Daniel Martins de Barros, colunista
27 de janeiro de 2020 | 05h00
Está cedo para começar a tratar das eleições na coluna, eu sei. Mas minha preocupação não é com a política, é com os relacionamentos. Após um 2018 muito polarizado, no qual multiplicaram-se os casos de brigas entre amigos e família, parece que ano passado tivemos uma folga. Como escrevi no blog na semana passada, notei que as festas de 2019 foram um período de grande busca por reconciliação. Ótimo. Mas como fazer para manter a paz em 2020?
Tenho uma proposta. Alguns podem considera-la ingênua. Outros, reacionária. Mas para mim é na verdade um ato de resistência. Poderíamos nos recusar a brigar. Já imaginou? Muitas pessoas falam em boicotar os políticos, em acabar com esse sistema corrompido, em se recusar a votar. Não acho que essa seja a melhor forma de resistir. A política é extremamente necessária. Políticos e partidos são parte essencial da democracia. Mas há uma forma de participarmos do jogo democrático sem nos tornarmos joguete dos políticos. Recusarmo-nos a brigar.
Não se trata da recusa em conversar sobre política nem de discutir o assunto. Pelo contrário, trocar ideias num ano de eleição é fundamental. A proposta é tão mais modesta quanto mais difícil: não bater boca.
Quando nós entramos nesse tipo de briga, seja com quem for, sem saber estamos fazendo exatamente o que os políticos querem. Ao gritar com o sogro, xingar o cunhado, ofender a irmã, indignados com o fato de eles simpatizarem com esse ou aquele candidato, estamos trabalhando para esse candidato que tanto rejeitamos. Ou alguma vez, depois de ouvir impropérios por parte de um amigo, você chegou à conclusão de que ele estava certo, que era melhor trocar de partido? É capaz de se lembrar de alguém que tenha conseguido convencer a mudar o voto na base do xingamento?
Pensando agora, de cabeça fria, parece óbvio. Mas no calor da hora não lembramos que ao escalar a conversa para a violência cada lado se aferra mais às suas convicções, o que só aumenta a adesão às suas crenças. O relacionamento fica estremecido, a amizade enfraquece e segue cada um para seu lado, mais certo que nunca que o outro está errado.
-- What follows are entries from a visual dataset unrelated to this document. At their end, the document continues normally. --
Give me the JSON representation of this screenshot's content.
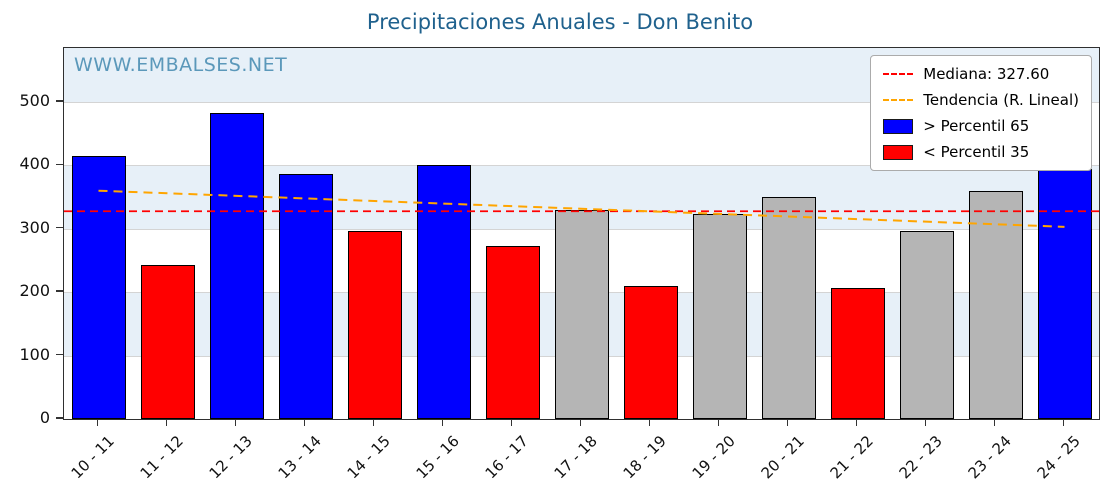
{
  "title": {
    "text": "Precipitaciones Anuales - Don Benito",
    "color": "#1f618d"
  },
  "watermark": {
    "text": "WWW.EMBALSES.NET",
    "color": "#5b98ba"
  },
  "chart_data": {
    "type": "bar",
    "title": "Precipitaciones Anuales - Don Benito",
    "categories": [
      "10 - 11",
      "11 - 12",
      "12 - 13",
      "13 - 14",
      "14 - 15",
      "15 - 16",
      "16 - 17",
      "17 - 18",
      "18 - 19",
      "19 - 20",
      "20 - 21",
      "21 - 22",
      "22 - 23",
      "23 - 24",
      "24 - 25"
    ],
    "values": [
      415,
      243,
      483,
      387,
      297,
      400,
      273,
      330,
      209,
      323,
      350,
      206,
      297,
      359,
      394
    ],
    "bar_colors_key": [
      "above_p65",
      "below_p35",
      "above_p65",
      "above_p65",
      "below_p35",
      "above_p65",
      "below_p35",
      "normal",
      "below_p35",
      "normal",
      "normal",
      "below_p35",
      "normal",
      "normal",
      "above_p65"
    ],
    "colors": {
      "above_p65": "#0000ff",
      "below_p35": "#ff0000",
      "normal": "#b5b5b5",
      "median_line": "#ff0000",
      "trend_line": "#ffa500",
      "band": "#e7f0f8"
    },
    "median": 327.6,
    "trend": {
      "start": 360,
      "end": 303
    },
    "ylim": [
      0,
      585
    ],
    "yticks": [
      0,
      100,
      200,
      300,
      400,
      500
    ],
    "bands": [
      [
        100,
        200
      ],
      [
        300,
        400
      ],
      [
        500,
        585
      ]
    ],
    "grid": true,
    "legend_position": "top-right",
    "legend": [
      {
        "symbol": "dashed-line",
        "color": "#ff0000",
        "label": "Mediana: 327.60"
      },
      {
        "symbol": "dashed-line",
        "color": "#ffa500",
        "label": "Tendencia (R. Lineal)"
      },
      {
        "symbol": "patch",
        "color": "#0000ff",
        "label": "> Percentil 65"
      },
      {
        "symbol": "patch",
        "color": "#ff0000",
        "label": "< Percentil 35"
      }
    ]
  }
}
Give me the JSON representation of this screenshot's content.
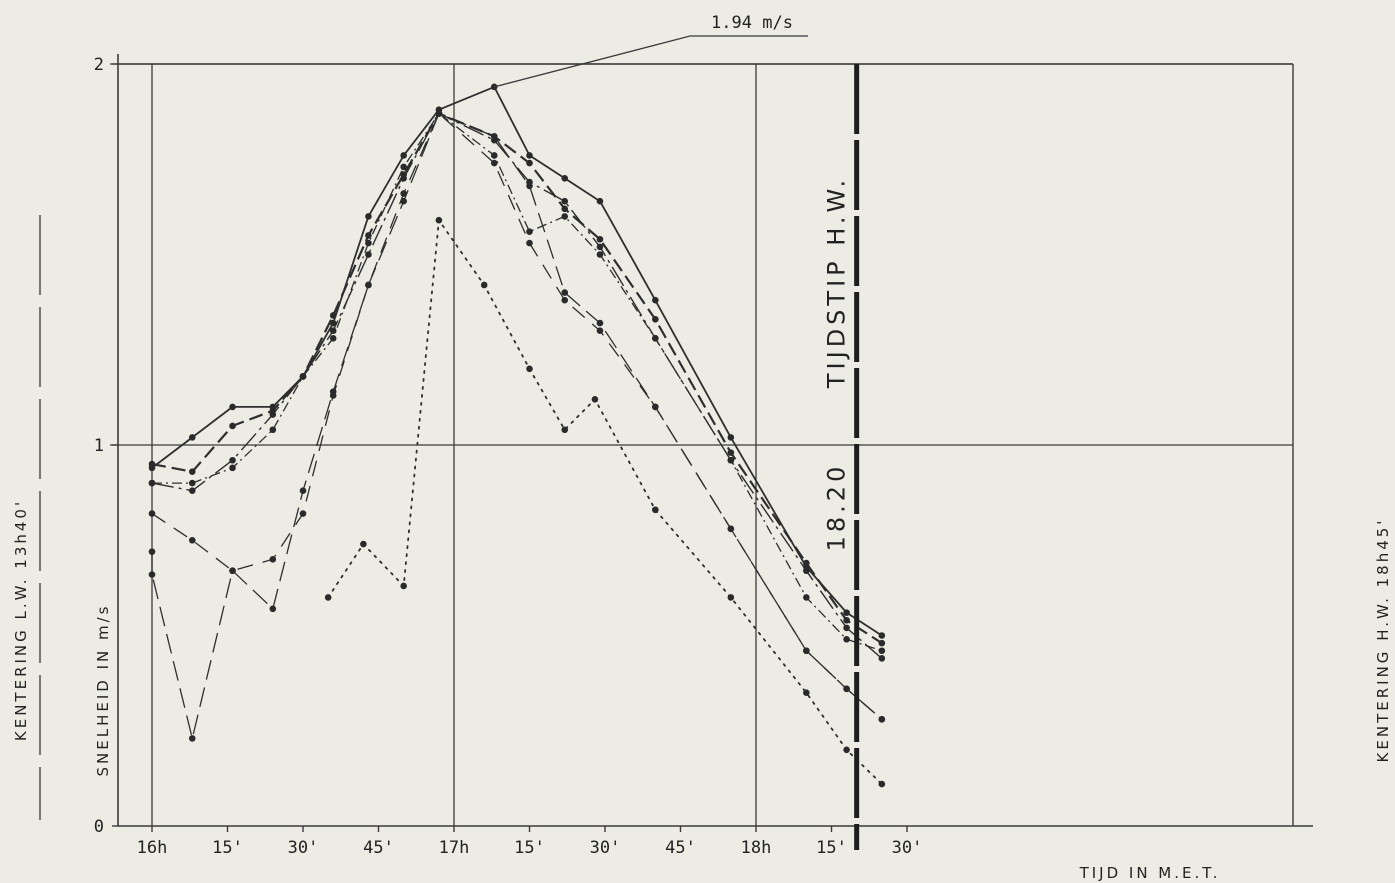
{
  "chart_data": {
    "type": "line",
    "xlabel": "TIJD IN M.E.T.",
    "ylabel": "SNELHEID IN m/s",
    "x_unit": "minutes after 16h",
    "xlim": [
      0,
      150
    ],
    "ylim": [
      0,
      2
    ],
    "yticks": [
      {
        "v": 0,
        "t": "0"
      },
      {
        "v": 1,
        "t": "1"
      },
      {
        "v": 2,
        "t": "2"
      }
    ],
    "xticks": [
      {
        "v": 0,
        "t": "16h"
      },
      {
        "v": 15,
        "t": "15'"
      },
      {
        "v": 30,
        "t": "30'"
      },
      {
        "v": 45,
        "t": "45'"
      },
      {
        "v": 60,
        "t": "17h"
      },
      {
        "v": 75,
        "t": "15'"
      },
      {
        "v": 90,
        "t": "30'"
      },
      {
        "v": 105,
        "t": "45'"
      },
      {
        "v": 120,
        "t": "18h"
      },
      {
        "v": 135,
        "t": "15'"
      },
      {
        "v": 150,
        "t": "30'"
      }
    ],
    "grid_x": [
      0,
      60,
      120
    ],
    "grid_y": [
      1,
      2
    ],
    "peak_annotation": {
      "text": "1.94 m/s",
      "x": 68,
      "y": 1.94
    },
    "hw_marker": {
      "x": 140,
      "label": "TIJDSTIP H.W.",
      "time": "18.20"
    },
    "left_side_label": "KENTERING L.W. 13h40'",
    "right_side_label": "KENTERING H.W. 18h45'",
    "series": [
      {
        "style": "solid",
        "points": [
          [
            0,
            0.94
          ],
          [
            8,
            1.02
          ],
          [
            16,
            1.1
          ],
          [
            24,
            1.1
          ],
          [
            30,
            1.18
          ],
          [
            36,
            1.32
          ],
          [
            43,
            1.6
          ],
          [
            50,
            1.76
          ],
          [
            57,
            1.88
          ],
          [
            68,
            1.94
          ],
          [
            75,
            1.76
          ],
          [
            82,
            1.7
          ],
          [
            89,
            1.64
          ],
          [
            100,
            1.38
          ],
          [
            115,
            1.02
          ],
          [
            130,
            0.68
          ],
          [
            138,
            0.56
          ],
          [
            145,
            0.5
          ]
        ]
      },
      {
        "style": "dash",
        "points": [
          [
            0,
            0.95
          ],
          [
            8,
            0.93
          ],
          [
            16,
            1.05
          ],
          [
            24,
            1.09
          ],
          [
            30,
            1.18
          ],
          [
            36,
            1.34
          ],
          [
            43,
            1.55
          ],
          [
            50,
            1.71
          ],
          [
            57,
            1.87
          ],
          [
            68,
            1.81
          ],
          [
            75,
            1.74
          ],
          [
            82,
            1.62
          ],
          [
            89,
            1.54
          ],
          [
            100,
            1.33
          ],
          [
            115,
            0.98
          ],
          [
            130,
            0.69
          ],
          [
            138,
            0.54
          ],
          [
            145,
            0.48
          ]
        ]
      },
      {
        "style": "longdash",
        "points": [
          [
            0,
            0.9
          ],
          [
            8,
            0.88
          ],
          [
            16,
            0.96
          ],
          [
            24,
            1.08
          ],
          [
            30,
            1.18
          ],
          [
            36,
            1.3
          ],
          [
            43,
            1.5
          ],
          [
            50,
            1.7
          ],
          [
            57,
            1.87
          ],
          [
            68,
            1.8
          ],
          [
            75,
            1.69
          ],
          [
            82,
            1.64
          ],
          [
            89,
            1.52
          ],
          [
            100,
            1.28
          ],
          [
            115,
            0.96
          ],
          [
            130,
            0.67
          ],
          [
            138,
            0.52
          ],
          [
            145,
            0.44
          ]
        ]
      },
      {
        "style": "dashdot",
        "points": [
          [
            0,
            0.9
          ],
          [
            8,
            0.9
          ],
          [
            16,
            0.94
          ],
          [
            24,
            1.04
          ],
          [
            30,
            1.18
          ],
          [
            36,
            1.28
          ],
          [
            43,
            1.53
          ],
          [
            50,
            1.73
          ],
          [
            57,
            1.87
          ],
          [
            68,
            1.76
          ],
          [
            75,
            1.56
          ],
          [
            82,
            1.6
          ],
          [
            89,
            1.5
          ],
          [
            100,
            1.28
          ],
          [
            115,
            0.96
          ],
          [
            130,
            0.6
          ],
          [
            138,
            0.49
          ],
          [
            145,
            0.46
          ]
        ]
      },
      {
        "style": "longdash2",
        "points": [
          [
            0,
            0.82
          ],
          [
            8,
            0.75
          ],
          [
            16,
            0.67
          ],
          [
            24,
            0.7
          ],
          [
            30,
            0.82
          ],
          [
            36,
            1.13
          ],
          [
            43,
            1.42
          ],
          [
            50,
            1.66
          ],
          [
            57,
            1.87
          ],
          [
            68,
            1.74
          ],
          [
            75,
            1.53
          ],
          [
            82,
            1.38
          ],
          [
            89,
            1.3
          ],
          [
            100,
            1.1
          ],
          [
            115,
            0.78
          ],
          [
            130,
            0.46
          ],
          [
            138,
            0.36
          ],
          [
            145,
            0.28
          ]
        ]
      },
      {
        "style": "mixed",
        "points": [
          [
            0,
            0.72
          ],
          [
            0,
            0.66
          ],
          [
            8,
            0.23
          ],
          [
            16,
            0.67
          ],
          [
            24,
            0.57
          ],
          [
            30,
            0.88
          ],
          [
            36,
            1.14
          ],
          [
            43,
            1.42
          ],
          [
            50,
            1.64
          ],
          [
            57,
            1.87
          ],
          [
            68,
            1.81
          ],
          [
            75,
            1.68
          ],
          [
            82,
            1.4
          ],
          [
            89,
            1.32
          ],
          [
            100,
            1.1
          ],
          [
            115,
            0.78
          ],
          [
            130,
            0.46
          ],
          [
            138,
            0.36
          ],
          [
            145,
            0.28
          ]
        ]
      },
      {
        "style": "dotted",
        "points": [
          [
            35,
            0.6
          ],
          [
            42,
            0.74
          ],
          [
            50,
            0.63
          ],
          [
            57,
            1.59
          ],
          [
            66,
            1.42
          ],
          [
            75,
            1.2
          ],
          [
            82,
            1.04
          ],
          [
            88,
            1.12
          ],
          [
            100,
            0.83
          ],
          [
            115,
            0.6
          ],
          [
            130,
            0.35
          ],
          [
            138,
            0.2
          ],
          [
            145,
            0.11
          ]
        ]
      }
    ]
  }
}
Ou seja, quando se grita com alguém por causa do Bolsonaro ou do Lula, só quem ganha é o Bolsonaro ou o Lula. Você acha que seu parente está sendo manipulado por eles mas na verdade é você que está fazendo exatamente o que eles querem. Os marqueteiros são os primeiros a estimular esse clima de hostilidade. Engrossar garante votos. Para os outros.
Mesmo sabendo disso pode ser difícil estabelecer um canal de comunicação pacífico, no qual as diferenças possam emergir e ainda assim serem tratadas com tranquilidade.
Por coincidência minha resolução de ano novo para 2020, que também tornei pública no blog, é a de não brigar. Vinha pensando nisso no final do ano passado – focado mais nas relações domésticas do que na política, é verdade – mas acredito que ela possa nos ajudar nesse caminho de resistência. Ao longo do ano me debruçarei sobre formas de melhorar a comunicação e os relacionamentos, de desenvolver o diálogo. Tenho ciência de que recaídas fazem parte do processo e não pretendo escondê-las – porque o importante é conseguirmos acumular um saldo positivo. Mais tempo em paz do que em guerra no balanço final.
E a primeira ferramenta que quero aprender a usar é a comunicação não-violenta. Trata-se tanto de uma técnica como de uma postura de vida, que pode perpassar todos os âmbitos de nossa convivência. A ideia por trás dela é que nossas atitudes têm objetivo de suprir alguma necessidade, e que o recurso à violência se dá só quando não somos capazes de alcançá-las de outras formas. Se conseguirmos atentar para elas, poderemos evitar conflitos.
Voltarei ao tema em textos futuros, tanto para compartilhar o conhecimento que for adquirindo como meus sucessos e fracassos. Mas já deixo o convite a todos para embarcar nessa jornada. Se não para ter melhores relacionamentos, ao menos para não trabalhar de graça para os políticos de quem não gosta.